RALEIGH, N.C. (AP) — North Carolina’s top court will decide whether legislators can interpret the state constitution in a way that gives control of about $10 billion a year in public school spending to an elected schools superintendent instead of the appointed state school board.

The state Supreme Court hears arguments Wednesday over whether lawmakers can diminish the authority of the appointed statewide board. The panel’s lawyers argue the state constitution clearly states the school board “shall supervise and administer the free public school system and the educational funds provided for its support.”

Republican legislative leaders and Superintendent Mark Johnson are reminding the justices the constitution also says the school board “shall make all needed rules and regulations … subject to laws enacted by the General Assembly.”

The constitution describes the superintendent only as “the secretary and chief administrative officer of the State Board of Education.”

That relationship, essentially favoring a school board made up of gubernatorial appointees over the individual chosen by voters, has been the norm since the state’s post-Civil War constitution was adopted 150 years ago. Supporters of the status quo say the school board was created to lessen the politics over assigning education tasks and money that affects 1.5 million students.

Weeks after Johnson was elected in 2016, lawmakers boosted Johnson’s role and diminished that of the state school board. The board responded that lawmakers can’t do that. They say voters would have to do it by amending the constitution.

Politicians have moved several times in recent decades to undercut or sideline the elected superintendent, but voters have never been asked to do so in any of the three dozen constitutional changes since 1971. Lawmakers considered a constitutional amendment in 2011 to give the superintendent more authority but ultimately couldn’t agree.

Unless the Supreme Court voids the law, “it would allow the General Assembly to statutorily reassign constitutional powers, setting a dangerous precedent without any limiting principle,” wrote school board attorney Robert Orr, a former state Supreme Court justice.

The lawsuit and the jockeying for power are unusual in politically divided Raleigh because Johnson, the majority of legislators, most of the school board and even Orr are all Republicans.

Lawmakers championed Johnson’s election and allocated $700,000 to let him hire staffers loyal to him because he’s “an individual who shares the General Assembly’s political priorities, and whose experience consists of a few years of teaching and service on a local school board,” the school board’s lawyers said in one court filing.

Johnson’s lawyers argue that he was the education leader directly elected by voters. They add that the General Assembly was doing its normal work of setting state policy and defining how government institutions work together.

The law’s provisions are “an effort by the General Assembly to confer more day-to-day executive authority to the Superintendent, who is on the job 365 days a year, while re-establishing the big-picture policy-setting role of the State Board, which meets for one and a half days per month,” Johnson attorney E. Hardy Lewis wrote to the court.

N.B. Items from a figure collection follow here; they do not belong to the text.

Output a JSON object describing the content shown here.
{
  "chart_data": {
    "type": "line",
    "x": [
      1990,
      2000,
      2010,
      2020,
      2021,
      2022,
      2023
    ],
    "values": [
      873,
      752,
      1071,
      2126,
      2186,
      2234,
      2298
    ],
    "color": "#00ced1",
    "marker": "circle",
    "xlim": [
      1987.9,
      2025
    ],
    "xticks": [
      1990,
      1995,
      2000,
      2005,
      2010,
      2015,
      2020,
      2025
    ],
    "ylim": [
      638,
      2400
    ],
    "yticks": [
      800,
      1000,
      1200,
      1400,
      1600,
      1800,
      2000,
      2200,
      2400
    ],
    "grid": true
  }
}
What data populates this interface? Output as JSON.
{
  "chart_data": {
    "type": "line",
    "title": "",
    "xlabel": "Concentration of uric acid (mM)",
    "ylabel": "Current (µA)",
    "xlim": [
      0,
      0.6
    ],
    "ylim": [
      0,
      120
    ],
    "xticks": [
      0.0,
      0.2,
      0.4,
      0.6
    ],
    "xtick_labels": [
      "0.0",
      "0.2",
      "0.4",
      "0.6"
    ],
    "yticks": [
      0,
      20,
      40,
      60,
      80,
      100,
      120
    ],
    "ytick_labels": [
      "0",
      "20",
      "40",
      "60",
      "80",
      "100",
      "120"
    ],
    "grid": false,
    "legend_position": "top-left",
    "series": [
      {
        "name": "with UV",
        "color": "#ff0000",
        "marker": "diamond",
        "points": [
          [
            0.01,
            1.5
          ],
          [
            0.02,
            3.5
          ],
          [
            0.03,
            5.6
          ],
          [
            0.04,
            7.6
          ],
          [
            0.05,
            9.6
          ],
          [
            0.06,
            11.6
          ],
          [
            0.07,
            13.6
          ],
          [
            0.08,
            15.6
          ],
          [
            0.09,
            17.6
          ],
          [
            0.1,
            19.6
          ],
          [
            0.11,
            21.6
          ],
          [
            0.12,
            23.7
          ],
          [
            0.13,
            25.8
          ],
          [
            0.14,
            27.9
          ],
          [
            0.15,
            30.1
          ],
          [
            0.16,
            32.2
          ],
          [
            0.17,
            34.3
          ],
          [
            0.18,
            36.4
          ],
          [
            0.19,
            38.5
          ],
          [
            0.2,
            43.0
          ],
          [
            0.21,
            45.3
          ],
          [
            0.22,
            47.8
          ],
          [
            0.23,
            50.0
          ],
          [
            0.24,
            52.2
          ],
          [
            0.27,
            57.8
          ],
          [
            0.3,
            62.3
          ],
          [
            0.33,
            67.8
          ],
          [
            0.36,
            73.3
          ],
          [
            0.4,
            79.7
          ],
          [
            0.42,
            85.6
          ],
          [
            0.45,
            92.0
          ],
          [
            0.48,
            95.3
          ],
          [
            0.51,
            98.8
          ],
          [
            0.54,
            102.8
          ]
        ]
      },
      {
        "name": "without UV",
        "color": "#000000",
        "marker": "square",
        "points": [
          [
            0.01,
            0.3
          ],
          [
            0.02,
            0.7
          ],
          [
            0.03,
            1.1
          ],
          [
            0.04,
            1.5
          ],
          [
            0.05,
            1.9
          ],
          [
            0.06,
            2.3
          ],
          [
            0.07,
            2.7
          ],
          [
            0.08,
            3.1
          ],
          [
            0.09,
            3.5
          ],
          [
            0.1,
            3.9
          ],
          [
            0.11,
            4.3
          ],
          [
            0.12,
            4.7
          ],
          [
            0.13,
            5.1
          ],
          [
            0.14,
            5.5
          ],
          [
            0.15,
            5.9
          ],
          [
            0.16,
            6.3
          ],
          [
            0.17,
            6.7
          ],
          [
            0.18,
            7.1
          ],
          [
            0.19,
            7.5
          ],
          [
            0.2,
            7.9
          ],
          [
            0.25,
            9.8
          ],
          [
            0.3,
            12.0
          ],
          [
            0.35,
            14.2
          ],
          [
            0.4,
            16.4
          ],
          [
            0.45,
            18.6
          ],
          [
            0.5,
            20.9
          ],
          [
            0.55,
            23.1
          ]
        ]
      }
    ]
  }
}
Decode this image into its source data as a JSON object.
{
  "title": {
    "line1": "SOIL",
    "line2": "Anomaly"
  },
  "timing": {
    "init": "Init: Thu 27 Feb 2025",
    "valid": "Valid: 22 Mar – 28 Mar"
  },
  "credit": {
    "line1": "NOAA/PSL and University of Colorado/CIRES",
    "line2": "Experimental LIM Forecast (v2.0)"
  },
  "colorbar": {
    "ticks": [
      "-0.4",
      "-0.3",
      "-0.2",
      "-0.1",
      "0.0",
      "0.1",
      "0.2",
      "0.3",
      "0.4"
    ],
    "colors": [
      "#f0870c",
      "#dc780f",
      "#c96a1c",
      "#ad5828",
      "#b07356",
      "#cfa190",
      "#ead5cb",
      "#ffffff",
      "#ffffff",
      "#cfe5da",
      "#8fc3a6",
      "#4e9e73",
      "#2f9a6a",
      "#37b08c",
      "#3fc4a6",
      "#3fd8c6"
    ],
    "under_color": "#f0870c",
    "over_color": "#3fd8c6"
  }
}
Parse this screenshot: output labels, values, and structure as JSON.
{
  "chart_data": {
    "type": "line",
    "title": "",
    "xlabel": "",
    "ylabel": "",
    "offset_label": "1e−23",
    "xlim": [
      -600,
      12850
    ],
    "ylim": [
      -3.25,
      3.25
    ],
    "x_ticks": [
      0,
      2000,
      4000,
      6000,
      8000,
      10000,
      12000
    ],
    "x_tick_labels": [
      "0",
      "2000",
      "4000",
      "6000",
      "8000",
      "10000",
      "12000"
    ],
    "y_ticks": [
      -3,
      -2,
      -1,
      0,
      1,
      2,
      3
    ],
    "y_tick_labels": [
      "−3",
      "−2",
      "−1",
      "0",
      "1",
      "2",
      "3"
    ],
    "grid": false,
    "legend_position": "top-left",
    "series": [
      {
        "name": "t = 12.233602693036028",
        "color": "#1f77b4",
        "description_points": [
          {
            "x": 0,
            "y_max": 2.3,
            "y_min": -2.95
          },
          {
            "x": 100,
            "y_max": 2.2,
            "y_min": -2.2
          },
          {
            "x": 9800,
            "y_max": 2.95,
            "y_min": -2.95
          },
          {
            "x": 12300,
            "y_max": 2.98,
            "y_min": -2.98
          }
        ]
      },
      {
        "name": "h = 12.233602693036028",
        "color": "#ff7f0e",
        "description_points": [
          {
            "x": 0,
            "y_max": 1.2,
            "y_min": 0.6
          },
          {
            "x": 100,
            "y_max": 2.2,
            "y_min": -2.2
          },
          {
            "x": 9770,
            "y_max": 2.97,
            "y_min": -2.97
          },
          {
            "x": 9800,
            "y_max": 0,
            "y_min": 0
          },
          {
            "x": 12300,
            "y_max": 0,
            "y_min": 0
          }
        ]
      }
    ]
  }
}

The case is being heard less than two weeks after the high court placed limits on the General Assembly’s ability to reshape government operations. That case ruled unconstitutional a law eroding Democratic Gov. Roy Cooper’s control of appointments to state and county elections boards. The court divided 4-3 along party lines, with all Democrats siding with Cooper.

In the upcoming education case, Chief Justice Mark Martin, a Republican, is sitting out because his wife works for the state education agency that Johnson heads.

Martin will participate in a second case Wednesday filed long before Johnson’s election. That lawsuit challenges whether a state commission that oversees agency rules can invalidate regulations that the state school board adopts.